Sem essas mudanças estruturais internas, a recuperação judicial apenas adia a falência, sem resolvê-la.

Quanto ao momento certo de buscar a recuperação, a resposta é: bem antes do que a maioria dos empresários imagina. Um erro recorrente é o diagnóstico tardio.

O empresário posterga o pedido, tenta se sustentar com renegociações informais e crédito cada vez mais caro, e só procura a Justiça quando já não possui ativos livres para oferecer como garantia do chamado "dinheiro novo", o financiamento essencial para qualquer reestruturação séria.

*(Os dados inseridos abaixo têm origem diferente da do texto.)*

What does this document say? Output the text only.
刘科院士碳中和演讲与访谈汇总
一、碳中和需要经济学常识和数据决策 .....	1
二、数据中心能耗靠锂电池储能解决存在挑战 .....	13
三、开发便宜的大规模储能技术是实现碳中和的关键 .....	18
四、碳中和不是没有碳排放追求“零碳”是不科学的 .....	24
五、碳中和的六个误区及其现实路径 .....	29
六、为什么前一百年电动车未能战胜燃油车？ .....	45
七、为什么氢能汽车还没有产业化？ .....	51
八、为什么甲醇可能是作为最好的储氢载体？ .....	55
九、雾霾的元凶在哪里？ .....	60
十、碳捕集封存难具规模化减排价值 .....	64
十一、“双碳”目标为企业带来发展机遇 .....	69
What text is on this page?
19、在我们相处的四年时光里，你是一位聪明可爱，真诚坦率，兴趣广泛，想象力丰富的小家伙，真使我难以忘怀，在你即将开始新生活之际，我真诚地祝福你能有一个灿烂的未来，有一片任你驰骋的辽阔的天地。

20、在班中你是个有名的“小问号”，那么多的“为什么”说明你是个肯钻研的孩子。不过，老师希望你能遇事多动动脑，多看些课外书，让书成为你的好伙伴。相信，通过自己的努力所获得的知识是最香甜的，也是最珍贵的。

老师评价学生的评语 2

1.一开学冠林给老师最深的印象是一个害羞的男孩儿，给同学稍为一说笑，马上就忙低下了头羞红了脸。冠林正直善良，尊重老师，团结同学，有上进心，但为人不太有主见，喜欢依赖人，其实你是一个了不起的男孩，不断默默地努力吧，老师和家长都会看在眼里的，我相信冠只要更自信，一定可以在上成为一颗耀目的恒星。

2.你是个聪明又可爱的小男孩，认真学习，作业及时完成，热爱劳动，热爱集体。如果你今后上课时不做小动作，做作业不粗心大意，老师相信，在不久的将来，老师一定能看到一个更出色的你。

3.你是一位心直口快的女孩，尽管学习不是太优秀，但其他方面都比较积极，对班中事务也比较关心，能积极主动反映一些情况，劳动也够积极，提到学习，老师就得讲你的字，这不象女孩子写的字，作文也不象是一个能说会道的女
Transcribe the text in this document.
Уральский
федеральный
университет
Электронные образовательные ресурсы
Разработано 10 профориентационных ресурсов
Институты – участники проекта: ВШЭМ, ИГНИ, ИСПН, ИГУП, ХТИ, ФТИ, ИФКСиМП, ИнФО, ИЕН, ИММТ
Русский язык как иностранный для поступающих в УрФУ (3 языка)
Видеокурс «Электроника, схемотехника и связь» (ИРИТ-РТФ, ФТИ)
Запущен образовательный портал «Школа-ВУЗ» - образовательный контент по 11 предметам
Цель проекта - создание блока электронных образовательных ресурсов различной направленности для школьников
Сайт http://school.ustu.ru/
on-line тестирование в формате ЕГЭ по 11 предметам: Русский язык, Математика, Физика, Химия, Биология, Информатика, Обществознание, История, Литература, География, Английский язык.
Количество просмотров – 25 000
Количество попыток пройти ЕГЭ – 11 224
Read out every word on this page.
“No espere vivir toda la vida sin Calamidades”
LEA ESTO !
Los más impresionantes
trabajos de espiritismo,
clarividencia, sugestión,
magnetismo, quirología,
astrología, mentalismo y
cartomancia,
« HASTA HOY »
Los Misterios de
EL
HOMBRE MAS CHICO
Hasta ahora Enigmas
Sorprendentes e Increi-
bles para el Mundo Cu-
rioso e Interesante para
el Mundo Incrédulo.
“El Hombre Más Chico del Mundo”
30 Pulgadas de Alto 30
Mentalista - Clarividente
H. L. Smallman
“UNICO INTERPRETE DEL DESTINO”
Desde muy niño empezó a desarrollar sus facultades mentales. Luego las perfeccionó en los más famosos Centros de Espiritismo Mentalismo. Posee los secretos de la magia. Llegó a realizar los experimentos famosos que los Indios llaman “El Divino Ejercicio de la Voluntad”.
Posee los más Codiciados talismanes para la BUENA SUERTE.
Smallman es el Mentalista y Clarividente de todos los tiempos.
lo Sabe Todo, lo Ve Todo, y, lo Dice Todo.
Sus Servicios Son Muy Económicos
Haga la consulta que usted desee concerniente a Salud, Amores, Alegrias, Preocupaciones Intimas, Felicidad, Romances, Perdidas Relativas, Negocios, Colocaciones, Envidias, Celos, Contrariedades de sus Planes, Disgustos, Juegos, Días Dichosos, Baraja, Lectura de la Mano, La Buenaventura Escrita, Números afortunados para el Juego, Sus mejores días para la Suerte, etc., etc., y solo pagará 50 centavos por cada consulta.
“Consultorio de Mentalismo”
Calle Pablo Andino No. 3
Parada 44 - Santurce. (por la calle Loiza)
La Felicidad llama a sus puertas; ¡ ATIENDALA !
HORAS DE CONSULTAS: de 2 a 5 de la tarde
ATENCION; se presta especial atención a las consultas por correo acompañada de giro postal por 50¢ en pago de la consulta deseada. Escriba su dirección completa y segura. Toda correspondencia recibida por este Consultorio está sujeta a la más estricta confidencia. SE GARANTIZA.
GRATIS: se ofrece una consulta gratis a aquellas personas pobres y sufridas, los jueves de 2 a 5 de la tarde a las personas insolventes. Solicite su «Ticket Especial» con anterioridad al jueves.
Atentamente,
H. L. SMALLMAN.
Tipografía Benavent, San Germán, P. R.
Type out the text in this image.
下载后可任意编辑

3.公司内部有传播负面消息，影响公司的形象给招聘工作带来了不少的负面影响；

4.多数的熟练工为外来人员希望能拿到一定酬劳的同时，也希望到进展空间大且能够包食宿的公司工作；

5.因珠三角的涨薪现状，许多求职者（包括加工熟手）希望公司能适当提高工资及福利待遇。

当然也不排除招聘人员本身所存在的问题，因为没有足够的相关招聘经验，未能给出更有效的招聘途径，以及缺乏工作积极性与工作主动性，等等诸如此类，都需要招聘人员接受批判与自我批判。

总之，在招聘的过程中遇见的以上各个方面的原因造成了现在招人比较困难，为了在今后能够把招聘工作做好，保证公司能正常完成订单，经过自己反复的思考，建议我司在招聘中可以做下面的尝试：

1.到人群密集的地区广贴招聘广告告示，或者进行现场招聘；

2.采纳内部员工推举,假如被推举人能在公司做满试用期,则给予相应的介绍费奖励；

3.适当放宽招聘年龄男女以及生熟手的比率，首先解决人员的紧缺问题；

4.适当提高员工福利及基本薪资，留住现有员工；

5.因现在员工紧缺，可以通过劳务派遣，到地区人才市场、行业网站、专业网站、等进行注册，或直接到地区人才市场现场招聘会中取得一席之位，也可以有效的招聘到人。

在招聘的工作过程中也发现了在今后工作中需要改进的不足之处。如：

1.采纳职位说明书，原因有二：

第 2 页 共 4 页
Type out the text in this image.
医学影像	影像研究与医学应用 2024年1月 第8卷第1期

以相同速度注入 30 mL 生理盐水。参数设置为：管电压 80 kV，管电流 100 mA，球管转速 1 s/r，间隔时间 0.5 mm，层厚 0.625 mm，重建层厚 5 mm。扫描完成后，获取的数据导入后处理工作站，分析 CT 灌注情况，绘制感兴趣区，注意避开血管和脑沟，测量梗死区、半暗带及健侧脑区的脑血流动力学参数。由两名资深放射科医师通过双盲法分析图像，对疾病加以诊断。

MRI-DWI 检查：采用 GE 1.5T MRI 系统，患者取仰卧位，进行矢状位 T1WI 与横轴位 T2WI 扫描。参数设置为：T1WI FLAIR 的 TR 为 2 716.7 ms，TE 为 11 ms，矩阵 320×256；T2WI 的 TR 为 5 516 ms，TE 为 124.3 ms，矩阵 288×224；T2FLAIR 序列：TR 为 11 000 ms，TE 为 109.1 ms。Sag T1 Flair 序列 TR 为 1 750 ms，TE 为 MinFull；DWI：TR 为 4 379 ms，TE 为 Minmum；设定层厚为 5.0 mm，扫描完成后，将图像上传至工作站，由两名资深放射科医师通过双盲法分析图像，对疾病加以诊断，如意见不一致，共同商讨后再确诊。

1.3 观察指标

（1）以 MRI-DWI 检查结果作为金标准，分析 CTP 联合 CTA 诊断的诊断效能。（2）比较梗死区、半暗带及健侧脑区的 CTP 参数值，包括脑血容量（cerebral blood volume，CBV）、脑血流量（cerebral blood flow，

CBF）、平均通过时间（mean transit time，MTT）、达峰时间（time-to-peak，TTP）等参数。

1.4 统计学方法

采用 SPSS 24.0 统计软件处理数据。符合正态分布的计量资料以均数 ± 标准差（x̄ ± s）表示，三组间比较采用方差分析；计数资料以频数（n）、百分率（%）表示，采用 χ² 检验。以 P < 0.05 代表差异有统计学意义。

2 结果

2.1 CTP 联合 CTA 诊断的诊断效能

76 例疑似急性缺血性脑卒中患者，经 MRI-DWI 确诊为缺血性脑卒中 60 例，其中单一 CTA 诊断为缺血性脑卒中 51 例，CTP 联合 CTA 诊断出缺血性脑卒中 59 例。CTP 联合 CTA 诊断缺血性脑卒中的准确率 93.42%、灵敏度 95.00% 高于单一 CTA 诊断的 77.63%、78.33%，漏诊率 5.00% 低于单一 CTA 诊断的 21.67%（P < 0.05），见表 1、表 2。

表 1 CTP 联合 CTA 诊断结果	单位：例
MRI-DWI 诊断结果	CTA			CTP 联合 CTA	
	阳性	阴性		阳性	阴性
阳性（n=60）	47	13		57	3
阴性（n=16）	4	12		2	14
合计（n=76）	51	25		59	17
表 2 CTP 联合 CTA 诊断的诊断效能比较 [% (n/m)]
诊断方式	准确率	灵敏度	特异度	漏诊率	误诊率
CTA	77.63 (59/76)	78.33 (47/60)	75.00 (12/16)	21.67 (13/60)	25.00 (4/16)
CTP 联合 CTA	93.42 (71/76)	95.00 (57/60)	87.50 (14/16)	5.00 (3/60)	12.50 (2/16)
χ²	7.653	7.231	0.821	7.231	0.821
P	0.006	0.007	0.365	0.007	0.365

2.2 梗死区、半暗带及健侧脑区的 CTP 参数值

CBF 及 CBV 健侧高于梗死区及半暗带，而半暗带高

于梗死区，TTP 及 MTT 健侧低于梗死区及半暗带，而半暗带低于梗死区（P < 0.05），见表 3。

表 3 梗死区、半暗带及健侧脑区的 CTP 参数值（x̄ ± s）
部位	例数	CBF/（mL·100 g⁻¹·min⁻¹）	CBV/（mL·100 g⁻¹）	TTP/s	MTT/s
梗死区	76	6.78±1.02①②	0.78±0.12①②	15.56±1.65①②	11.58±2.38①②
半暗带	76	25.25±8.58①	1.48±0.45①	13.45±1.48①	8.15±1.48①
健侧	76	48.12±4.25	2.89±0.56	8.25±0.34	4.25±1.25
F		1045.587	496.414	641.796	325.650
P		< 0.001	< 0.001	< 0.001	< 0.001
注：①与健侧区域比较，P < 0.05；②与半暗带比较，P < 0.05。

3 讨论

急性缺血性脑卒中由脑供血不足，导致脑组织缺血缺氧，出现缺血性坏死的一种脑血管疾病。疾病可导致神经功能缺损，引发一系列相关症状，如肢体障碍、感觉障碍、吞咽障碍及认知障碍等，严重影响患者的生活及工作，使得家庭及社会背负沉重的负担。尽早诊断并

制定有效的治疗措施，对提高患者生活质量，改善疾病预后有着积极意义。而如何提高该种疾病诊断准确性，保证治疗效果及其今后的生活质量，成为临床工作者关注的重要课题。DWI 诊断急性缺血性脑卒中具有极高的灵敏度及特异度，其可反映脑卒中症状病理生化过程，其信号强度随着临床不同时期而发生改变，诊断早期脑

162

Quando os bancos já negam crédito e o caixa está esgotado, mesmo um bom plano jurídico dificilmente evita a falência.

Sinais como atraso recorrente com fornecedores, renegociação constante de tributos e dependência de crédito da pessoa física, ou ainda informal para cobrir o dia a dia devem funcionar como gatilho para buscar orientação especializada, não como a última linha de defesa antes do colapso.

O cenário econômico brasileiro deste ano deixa claro que a recuperação judicial não é mais um instrumento reservado a grandes crises isoladas ou a nomes conhecidos do varejo.

Tornou-se uma ferramenta de gestão que empresas de qualquer porte podem precisar utilizar, e que só cumpre sua função quando acionada com planejamento, transparência e disciplina, e não como um milagre de última hora.